In the past, many businesses operated under the misconception that banks were solely responsible for sanctions compliance. The U.S. Department of the Treasury’s Office of Foreign Assets Control (OFAC) has disabused large companies of this misunderstanding through significant monetary penalties against a broad array of businesses outside the financial industry. Today, both U.S.-based international businesses and non-U.S. companies that conduct business in the United States and/or with U.S. companies generally understand the importance of having a sanctions compliance program commensurate with their risk profile.
Most companies, however, do not adequately consider whether they are getting the most out of their compliance programs. Narrowly tailored compliance programs that only serve to avoid sanctions violations do not provide optimal returns on investment. Fully functioning compliance programs have the potential to generate significant revenue, especially for high-risk businesses. For these businesses, compliance functionality should not be judged exclusively on the business opportunities lost because of sanctions compliance concerns.
OFAC generally assesses civil monetary penalties against high-risk businesses: large, commercially sophisticated companies in highly-regulated industries. The agency uses the standards established by the U.S. Small Business Administration in its consideration of the size of a business.
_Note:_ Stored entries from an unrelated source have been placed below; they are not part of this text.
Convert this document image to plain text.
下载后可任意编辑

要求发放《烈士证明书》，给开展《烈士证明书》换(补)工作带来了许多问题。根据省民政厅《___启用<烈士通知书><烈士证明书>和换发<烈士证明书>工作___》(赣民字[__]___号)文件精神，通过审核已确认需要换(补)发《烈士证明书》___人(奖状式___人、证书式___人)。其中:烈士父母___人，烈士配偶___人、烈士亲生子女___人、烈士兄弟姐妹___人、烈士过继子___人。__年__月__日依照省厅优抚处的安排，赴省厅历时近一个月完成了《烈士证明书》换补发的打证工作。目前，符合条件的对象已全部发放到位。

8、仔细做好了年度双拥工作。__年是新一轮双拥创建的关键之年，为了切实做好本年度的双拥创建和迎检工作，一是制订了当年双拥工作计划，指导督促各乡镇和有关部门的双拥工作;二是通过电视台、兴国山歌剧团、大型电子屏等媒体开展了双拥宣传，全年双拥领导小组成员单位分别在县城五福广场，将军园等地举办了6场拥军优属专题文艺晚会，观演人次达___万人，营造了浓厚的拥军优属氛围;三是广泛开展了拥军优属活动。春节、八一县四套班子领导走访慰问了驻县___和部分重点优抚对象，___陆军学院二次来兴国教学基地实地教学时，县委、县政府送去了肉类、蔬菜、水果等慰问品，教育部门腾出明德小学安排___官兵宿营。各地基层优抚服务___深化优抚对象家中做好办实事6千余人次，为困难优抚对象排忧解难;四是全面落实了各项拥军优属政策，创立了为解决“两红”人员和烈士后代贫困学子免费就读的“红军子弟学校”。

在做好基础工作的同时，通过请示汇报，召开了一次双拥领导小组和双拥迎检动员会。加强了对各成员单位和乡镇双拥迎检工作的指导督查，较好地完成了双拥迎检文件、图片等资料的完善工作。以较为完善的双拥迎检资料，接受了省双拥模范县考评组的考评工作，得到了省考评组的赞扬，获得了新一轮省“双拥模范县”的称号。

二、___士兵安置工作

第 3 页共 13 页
These standards are based on either the average annual receipts or the average employment of a firm, depending on the specific industry.
High-risk companies typically have an international customer base and supply chain, as well as overseas subsidiaries and/or branches. Sanctions compliance risk for U.S. companies increases proportionately with enhanced foreign contacts. Non-U.S. companies should measure their risk and compliance programs in relation to their reliance on U.S.-origin goods and services, including U.S. person directors and employees, and connections to the U.S. financial system.
Questions to Consider
Formal auditing and testing that only examine the protective nature of sanctions compliance programs fail to provide a complete assessment. It may be helpful for both U.S. and non-U.S. companies to consider the full value of their programs by considering the following three relatively simple questions:
- What potential business opportunities have been declined because of sanctions compliance concerns?
- When has the compliance program facilitated business?
- How does the program assist business operations in adapting to changing regulations and compliance expectations?
The first inquiry may reveal whether a program has the appearance of a paper tiger or window dressing. Clear, well-written policies and procedures are an important foundation, but documents alone do not form an adequate program. Depending upon the specific industry, it may be advisable to maintain a file of rejected business and a record of any additional action stemming from the discovery of derogatory information.
The second and third suggested questions help to evaluate the relationship between compliance and revenue generation. Although it is not always possible to do so, programs should seek to resolve compliance issues in favor of scrutinized deals or transactions with minimal interruptions to business operations. Compliance programs should seek positive results through interpretation of general licenses, submission of specific licenses, and interpretive guidance requests to authorize business that may otherwise be prohibited as a matter of law.
We will continue to monitor sanctions compliance developments and best practices and publish updates as new developments arise.